🤖 AI Summary
This study investigates the temporal variability—over months—of the mapping between individual physiological signals and subjective arousal, challenging the long-standing assumption in affective computing that person-specific physiological–affective associations remain stable over time.
Method: Leveraging longitudinal, multimodal physiological data (photoplethysmography-derived heart rate, electrodermal activity, skin temperature, and acceleration) collected in authentic workplace settings, we employ Explainable Boosting Machines (EBMs) to model individual-level dynamics.
Contribution/Results: We identify significant intra-individual temporal shifts in the relationships between heart rate and minimum electrodermal response with arousal. Cross-temporal evaluation reveals an average 5% drop in model accuracy, confirming limited long-term stability. Consequently, we propose a periodic model retraining strategy—every five months—to sustain robustness.
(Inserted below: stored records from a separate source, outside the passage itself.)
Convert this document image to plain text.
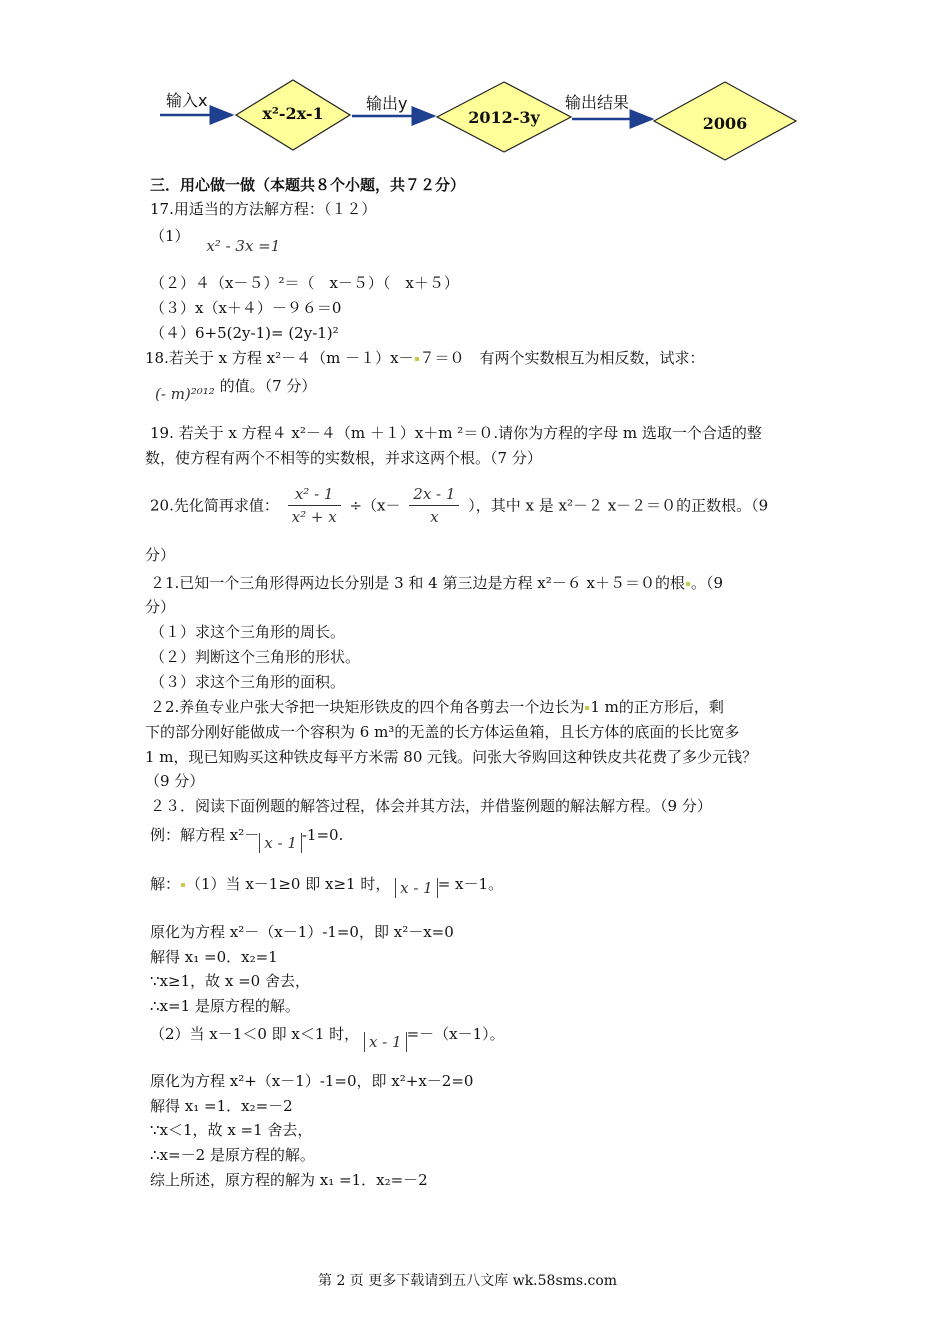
输入x
x²-2x-1
输出y
2012-3y
输出结果
2006
三．用心做一做（本题共８个小题，共７２分）
17.用适当的方法解方程：（１２）
（1） x² - 3x =1
（２）４（x－５）²＝（　x－５）（　x＋５）
（３）x（x＋４）－９６＝0
（４）6+5(2y-1)= (2y-1)²
18.若关于 x 方程 x²－４（m －１）x－ ７＝０　有两个实数根互为相反数，试求：
(- m)²⁰¹² 的值。（7 分）
19. 若关于 x 方程４ x²－４（m ＋１）x＋m ²＝０.请你为方程的字母 m 选取一个合适的整
数，使方程有两个不相等的实数根，并求这两个根。（7 分）
20.先化简再求值： $\frac{\text{x² - 1}}{\text{x² + x}} \div(x- \frac{2x - 1}{x}$ ），其中 x 是 x²－２ x－２＝０的正数根。（9
分）
２1.已知一个三角形得两边长分别是 3 和 4 第三边是方程 x²－６ x＋５＝０的根 。（9
分）
（１）求这个三角形的周长。
（２）判断这个三角形的形状。
（３）求这个三角形的面积。
２2.养鱼专业户张大爷把一块矩形铁皮的四个角各剪去一个边长为 1 m的正方形后，剩
下的部分刚好能做成一个容积为 6 m³的无盖的长方体运鱼箱，且长方体的底面的长比宽多
1 m，现已知购买这种铁皮每平方米需 80 元钱。问张大爷购回这种铁皮共花费了多少元钱？
（9 分）
２３．阅读下面例题的解答过程，体会并其方法，并借鉴例题的解法解方程。（9 分）
例：解方程 x²－ x - 1 -1=0.
解： （1）当 x－1≥0 即 x≥1 时， x - 1 = x－1。
原化为方程 x²－（x－1）-1=0，即 x²－x=0
解得 x₁ =0．x₂=1
∵x≥1，故 x =0 舍去，
∴x=1 是原方程的解。
（2）当 x－1＜0 即 x＜1 时， x - 1 =－（x－1）。
原化为方程 x²+（x－1）-1=0，即 x²+x－2=0
解得 x₁ =1．x₂=－2
∵x＜1，故 x =1 舍去，
∴x=－2 是原方程的解。
综上所述，原方程的解为 x₁ =1．x₂=－2
第 2 页 更多下载请到五八文库 wk.58sms.com
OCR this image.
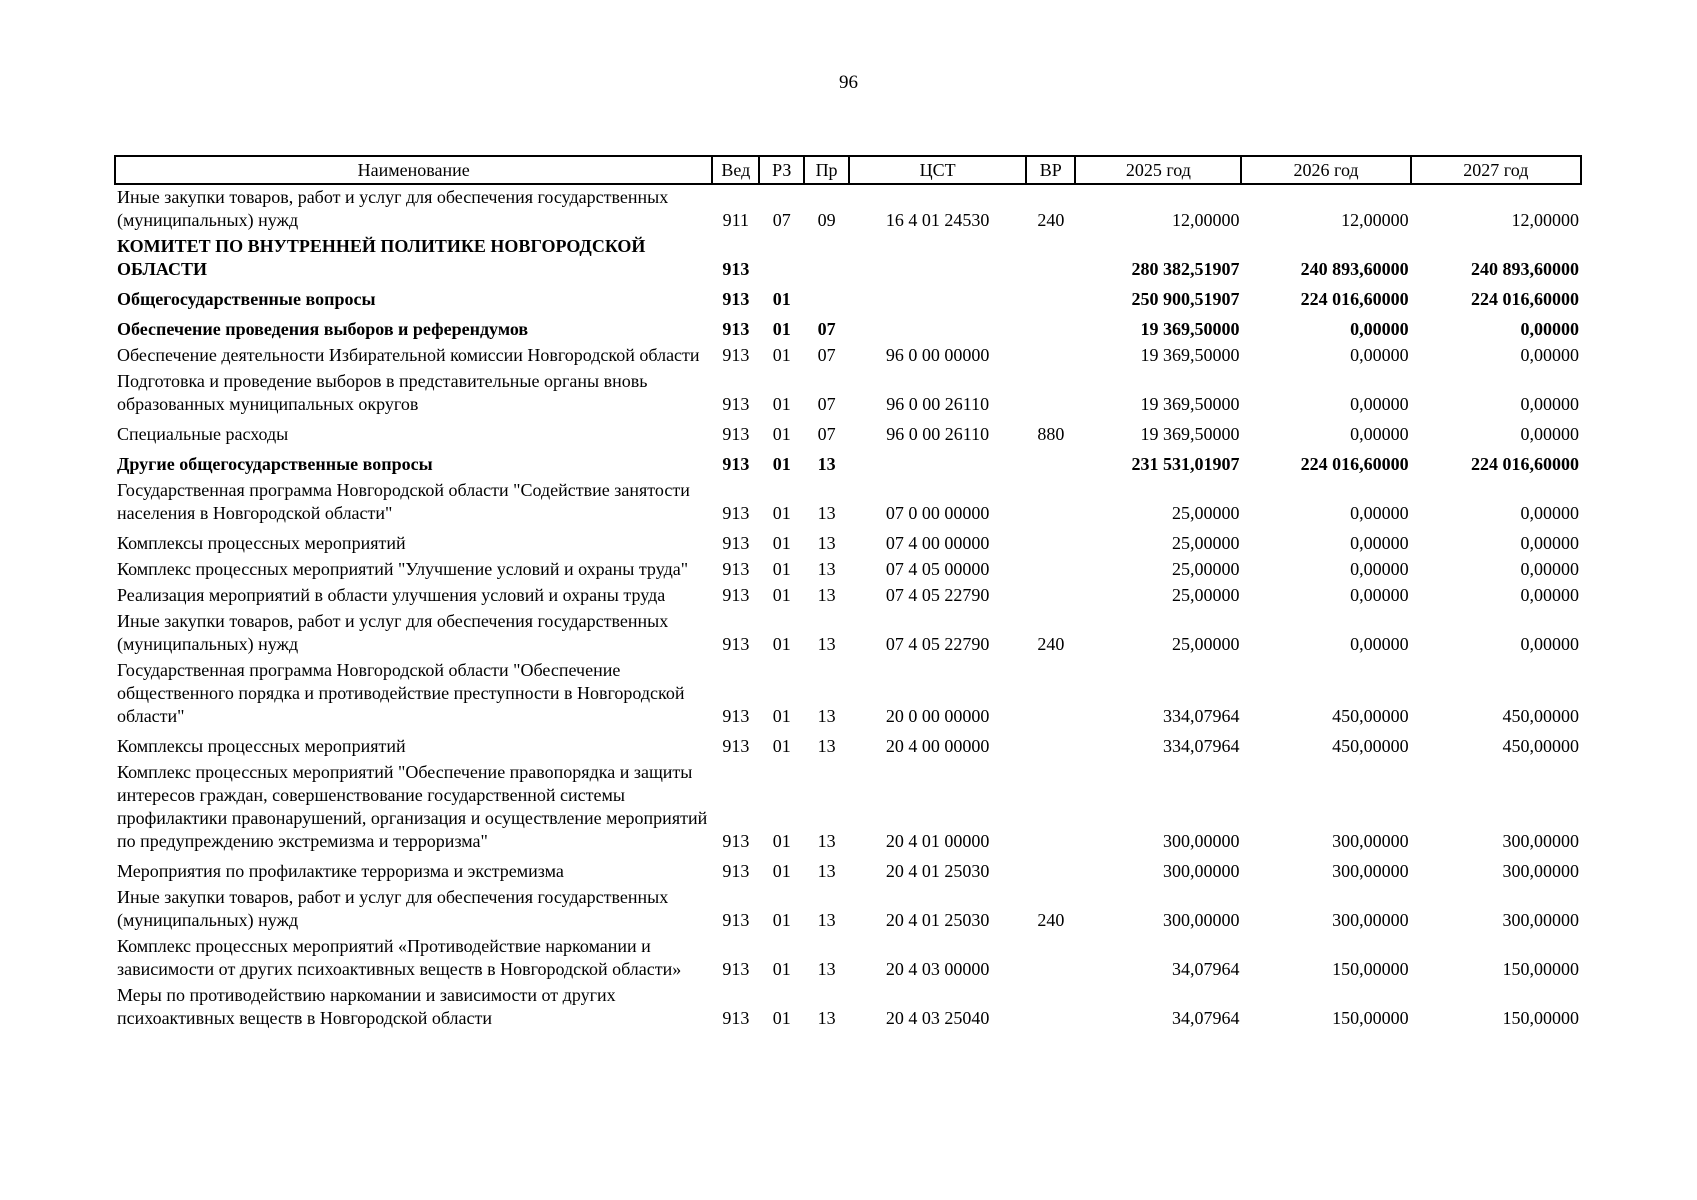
96
Наименование	Вед	РЗ	Пр	ЦСТ	ВР	2025 год	2026 год	2027 год
Иные закупки товаров, работ и услуг для обеспечения государственных (муниципальных) нужд	911	07	09	16 4 01 24530	240	12,00000	12,00000	12,00000
КОМИТЕТ ПО ВНУТРЕННЕЙ ПОЛИТИКЕ НОВГОРОДСКОЙ ОБЛАСТИ	913					280 382,51907	240 893,60000	240 893,60000
Общегосударственные вопросы	913	01				250 900,51907	224 016,60000	224 016,60000
Обеспечение проведения выборов и референдумов	913	01	07			19 369,50000	0,00000	0,00000
Обеспечение деятельности Избирательной комиссии Новгородской области	913	01	07	96 0 00 00000		19 369,50000	0,00000	0,00000
Подготовка и проведение выборов в представительные органы вновь образованных муниципальных округов	913	01	07	96 0 00 26110		19 369,50000	0,00000	0,00000
Специальные расходы	913	01	07	96 0 00 26110	880	19 369,50000	0,00000	0,00000
Другие общегосударственные вопросы	913	01	13			231 531,01907	224 016,60000	224 016,60000
Государственная программа Новгородской области "Содействие занятости населения в Новгородской области"	913	01	13	07 0 00 00000		25,00000	0,00000	0,00000
Комплексы процессных мероприятий	913	01	13	07 4 00 00000		25,00000	0,00000	0,00000
Комплекс процессных мероприятий "Улучшение условий и охраны труда"	913	01	13	07 4 05 00000		25,00000	0,00000	0,00000
Реализация мероприятий в области улучшения условий и охраны труда	913	01	13	07 4 05 22790		25,00000	0,00000	0,00000
Иные закупки товаров, работ и услуг для обеспечения государственных (муниципальных) нужд	913	01	13	07 4 05 22790	240	25,00000	0,00000	0,00000
Государственная программа Новгородской области "Обеспечение общественного порядка и противодействие преступности в Новгородской области"	913	01	13	20 0 00 00000		334,07964	450,00000	450,00000
Комплексы процессных мероприятий	913	01	13	20 4 00 00000		334,07964	450,00000	450,00000
Комплекс процессных мероприятий "Обеспечение правопорядка и защиты интересов граждан, совершенствование государственной системы профилактики правонарушений, организация и осуществление мероприятий по предупреждению экстремизма и терроризма"	913	01	13	20 4 01 00000		300,00000	300,00000	300,00000
Мероприятия по профилактике терроризма и экстремизма	913	01	13	20 4 01 25030		300,00000	300,00000	300,00000
Иные закупки товаров, работ и услуг для обеспечения государственных (муниципальных) нужд	913	01	13	20 4 01 25030	240	300,00000	300,00000	300,00000
Комплекс процессных мероприятий «Противодействие наркомании и зависимости от других психоактивных веществ в Новгородской области»	913	01	13	20 4 03 00000		34,07964	150,00000	150,00000
Меры по противодействию наркомании и зависимости от других психоактивных веществ в Новгородской области	913	01	13	20 4 03 25040		34,07964	150,00000	150,00000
This work constitutes the first systematic, naturalistic validation of intra-individual temporal nonstationarity in physiological–affective mappings, providing both theoretical grounding and a practical framework for developing personalized, sustainable affect recognition systems.
📝 Abstract
Estimating emotional states from physiological signals is a central topic in affective computing and psychophysiology. While many emotion estimation systems implicitly assume a stable relationship between physiological features and subjective affect, this assumption has rarely been tested over long timeframes. This study investigates whether such relationships remain consistent across several months within individuals. We developed a custom measurement system and constructed a longitudinal dataset by collecting physiological signals--including blood volume pulse, electrodermal activity (EDA), skin temperature, and acceleration--along with self-reported emotional states from 24 participants over two three-month periods. Data were collected in naturalistic working environments, allowing analysis of the relationship between physiological features and subjective arousal in everyday contexts. We examined how physiological--arousal relationships evolve over time by using Explainable Boosting Machines (EBMs) to ensure model interpretability. A model trained on 1st-period data showed a 5% decrease in accuracy when tested on 2nd-period data, indicating long-term variability in physiological--arousal associations. EBM-based comparisons further revealed that while heart rate remained a relatively stable predictor, minimum EDA exhibited substantial individual-level fluctuations between periods. While the number of participants is limited, these findings highlight the need to account for temporal variability in physiological--arousal relationships and suggest that emotion estimation models should be periodically updated -- e.g., every five months -- based on observed shift trends to maintain robust performance over time.